4.5.2. Future Direction

Future research will prioritize the following directions to address these limitations: (1) Applying M³ASD to larger, independent multi-center cohorts to facilitate both robust external validation and meaningful subgroup analyses. (2) Collaborating with multiple institutions to aggregate larger sample sizes within specific demographic or clinical subgroups, enabling the development of more personalized diagnostic models. (3) Exploring the integration of additional neuroimaging modalities to provide a more comprehensive characterization of ASD.

While this study establishes the utility of M³ASD for multi-center, multi-atlas static functional connectivity analysis, several exciting avenues emerge for extending its impact. The inherent temporal dynamics of ASD present a clear next step: integrating models like long short-term memory (LSTM) networks to analyze longitudinal rs-fMRI data could significantly enhance pattern recognition of disease progression.

Beyond temporal analysis, the multi-view architecture of M³ASD is inherently extensible to other data modalities. Future work could incorporate electrophysiological data (e.g., EEG/EMG) from wearable sensors or leverage advances in photonic sensing technology [39], moving towards a comprehensive multi-modal diagnostic system. The core methodology of M³ASD is also not specific to ASD. It holds considerable potential for application to other neurological disorders characterized by aberrant network patterns, such as ADHD or schizophrenia.

The ultimate translational goal is the development of systems for continuous patient monitoring and neurorehabilitation. Achieving this requires addressing challenges such as model lightweighting and integration with portable systems [40] to enable real-time clinical decision support. To ensure reliability in heterogeneous clinical populations, future iterations must incorporate uncertainty quantification (e.g., via Bayesian deep learning) to provide predictive confidence scores, which is crucial for clinical trust.

5. Conclusions

In this study, we developed the M³ASD method for automated ASD diagnosis using rs-fMRI data.
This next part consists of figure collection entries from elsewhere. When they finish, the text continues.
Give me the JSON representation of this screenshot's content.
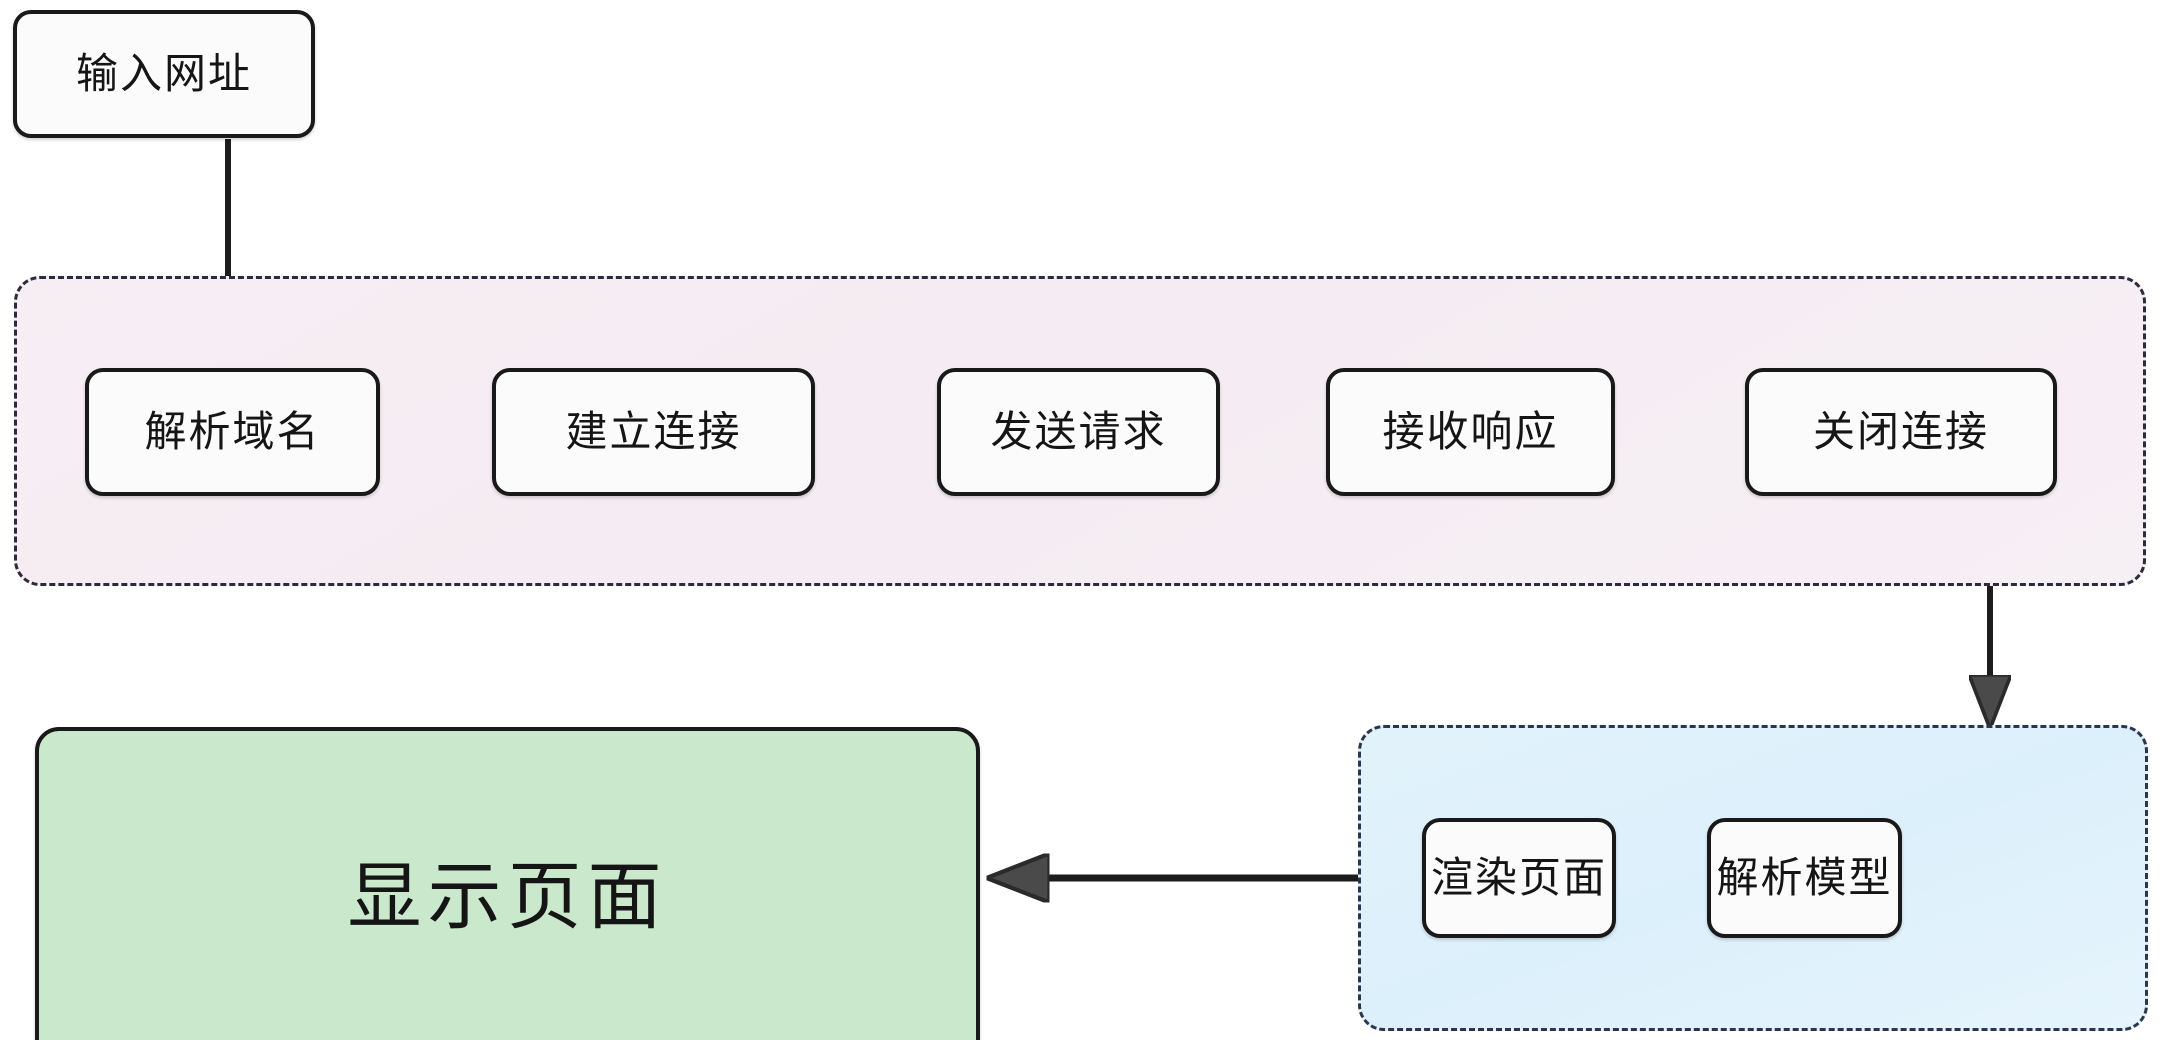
{
  "diagram": {
    "title": "",
    "type": "flowchart",
    "background": "#ffffff",
    "colors": {
      "node_border": "#191919",
      "node_fill": "#fbfbfb",
      "highlight_fill": "#c9e8cc",
      "group_network_fill": "#f5edf3",
      "group_network_border": "#2e2a3d",
      "group_render_fill": "#e0f1fb",
      "group_render_border": "#2b3550",
      "edge": "#1c1c1c"
    }
  },
  "nodes": {
    "input_url": "输入网址",
    "resolve_domain": "解析域名",
    "establish_connection": "建立连接",
    "send_request": "发送请求",
    "receive_response": "接收响应",
    "close_connection": "关闭连接",
    "display_page": "显示页面",
    "render_page": "渲染页面",
    "parse_model": "解析模型"
  },
  "groups": {
    "network_group_label": "",
    "render_group_label": ""
  },
  "edges": [
    {
      "from": "输入网址",
      "to": "解析域名",
      "direction": "down",
      "label": ""
    },
    {
      "from": "解析域名",
      "to": "建立连接",
      "direction": "right",
      "label": ""
    },
    {
      "from": "建立连接",
      "to": "发送请求",
      "direction": "right",
      "label": ""
    },
    {
      "from": "发送请求",
      "to": "接收响应",
      "direction": "right",
      "label": ""
    },
    {
      "from": "接收响应",
      "to": "关闭连接",
      "direction": "right",
      "label": ""
    },
    {
      "from": "关闭连接",
      "to": "解析模型",
      "direction": "down",
      "label": ""
    },
    {
      "from": "解析模型",
      "to": "渲染页面",
      "direction": "left",
      "label": ""
    },
    {
      "from": "渲染页面",
      "to": "显示页面",
      "direction": "left",
      "label": ""
    }
  ]
}
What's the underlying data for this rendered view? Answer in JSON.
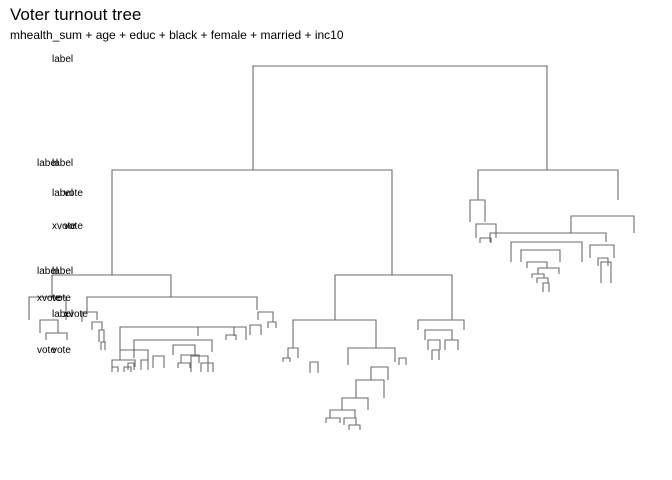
{
  "title": "Voter turnout tree",
  "subtitle": "mhealth_sum + age + educ + black + female + married + inc10",
  "chart_data": {
    "type": "dendrogram",
    "title": "Voter turnout tree",
    "subtitle": "mhealth_sum + age + educ + black + female + married + inc10",
    "line_color": "#6b6b6b",
    "grid": false,
    "text_labels": [
      {
        "text": "label",
        "col": 1,
        "row": 0
      },
      {
        "text": "label",
        "col": 0,
        "row": 1
      },
      {
        "text": "label",
        "col": 1,
        "row": 1
      },
      {
        "text": "label",
        "col": 1,
        "row": 2
      },
      {
        "text": "vote",
        "col": 2,
        "row": 2
      },
      {
        "text": "xvote",
        "col": 1,
        "row": 3
      },
      {
        "text": "vote",
        "col": 2,
        "row": 3
      },
      {
        "text": "label",
        "col": 0,
        "row": 4
      },
      {
        "text": "label",
        "col": 1,
        "row": 4
      },
      {
        "text": "xvote",
        "col": 0,
        "row": 5
      },
      {
        "text": "vote",
        "col": 1,
        "row": 5
      },
      {
        "text": "label",
        "col": 1,
        "row": 6
      },
      {
        "text": "xvote",
        "col": 2,
        "row": 6
      },
      {
        "text": "vote",
        "col": 0,
        "row": 7
      },
      {
        "text": "vote",
        "col": 1,
        "row": 7
      }
    ]
  }
}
Within the M³ASD framework, we utilized 875 multi-center samples from the ABIDE dataset. For each subject, multiple brain atlases were first applied for ROI parcellation, followed by the construction of multi-scale FCNs under a multi-view setting. The brain networks then underwent low-rank representation learning to mitigate heterogeneity across data centers. Finally, we employed self-attention mechanisms combined with prior subnetwork constraints for graph structural learning, enabling effective feature fusion and classification.
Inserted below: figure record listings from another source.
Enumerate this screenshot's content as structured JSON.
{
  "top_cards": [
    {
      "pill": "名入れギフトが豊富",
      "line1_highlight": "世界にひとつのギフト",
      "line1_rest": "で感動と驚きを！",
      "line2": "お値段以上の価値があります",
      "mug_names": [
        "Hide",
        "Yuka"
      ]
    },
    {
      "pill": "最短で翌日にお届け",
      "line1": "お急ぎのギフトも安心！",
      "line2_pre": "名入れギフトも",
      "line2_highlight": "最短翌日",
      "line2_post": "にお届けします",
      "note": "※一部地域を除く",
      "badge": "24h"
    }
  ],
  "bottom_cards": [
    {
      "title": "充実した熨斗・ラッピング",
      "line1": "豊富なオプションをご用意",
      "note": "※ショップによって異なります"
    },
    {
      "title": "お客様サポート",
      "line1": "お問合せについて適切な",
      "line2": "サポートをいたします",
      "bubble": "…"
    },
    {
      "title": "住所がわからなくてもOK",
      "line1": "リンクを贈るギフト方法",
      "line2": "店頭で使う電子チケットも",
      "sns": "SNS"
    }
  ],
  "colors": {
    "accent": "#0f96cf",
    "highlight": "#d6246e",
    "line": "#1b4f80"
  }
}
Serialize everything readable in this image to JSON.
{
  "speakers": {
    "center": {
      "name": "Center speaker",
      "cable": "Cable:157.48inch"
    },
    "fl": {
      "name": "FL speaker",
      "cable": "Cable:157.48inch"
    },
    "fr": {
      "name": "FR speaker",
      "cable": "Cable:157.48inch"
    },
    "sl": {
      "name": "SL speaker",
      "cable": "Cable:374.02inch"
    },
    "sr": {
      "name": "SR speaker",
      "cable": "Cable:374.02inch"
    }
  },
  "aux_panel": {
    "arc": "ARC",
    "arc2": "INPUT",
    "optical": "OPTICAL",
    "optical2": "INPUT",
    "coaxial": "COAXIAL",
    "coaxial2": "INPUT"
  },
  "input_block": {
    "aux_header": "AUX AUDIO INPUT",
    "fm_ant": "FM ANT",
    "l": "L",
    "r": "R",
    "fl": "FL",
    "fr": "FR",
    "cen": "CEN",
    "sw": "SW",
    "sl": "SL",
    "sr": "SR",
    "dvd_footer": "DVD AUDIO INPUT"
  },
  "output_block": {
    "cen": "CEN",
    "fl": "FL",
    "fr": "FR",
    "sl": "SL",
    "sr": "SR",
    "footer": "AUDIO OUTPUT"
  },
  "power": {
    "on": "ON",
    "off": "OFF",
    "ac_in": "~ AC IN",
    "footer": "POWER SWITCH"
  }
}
The proposed method was evaluated under multiple experimental setups and compared against several state-of-the-art approaches. Results demonstrate its effectiveness in both FCN feature learning and ASD diagnosis. In future work, we aim to develop and validate stage-specific diagnostic models tailored to distinct developmental periods—such as preschool, school-age, adolescence, and adulthood—to significantly enhance diagnostic stability and accuracy within targeted populations, particularly those requiring early and sensitive detection [41].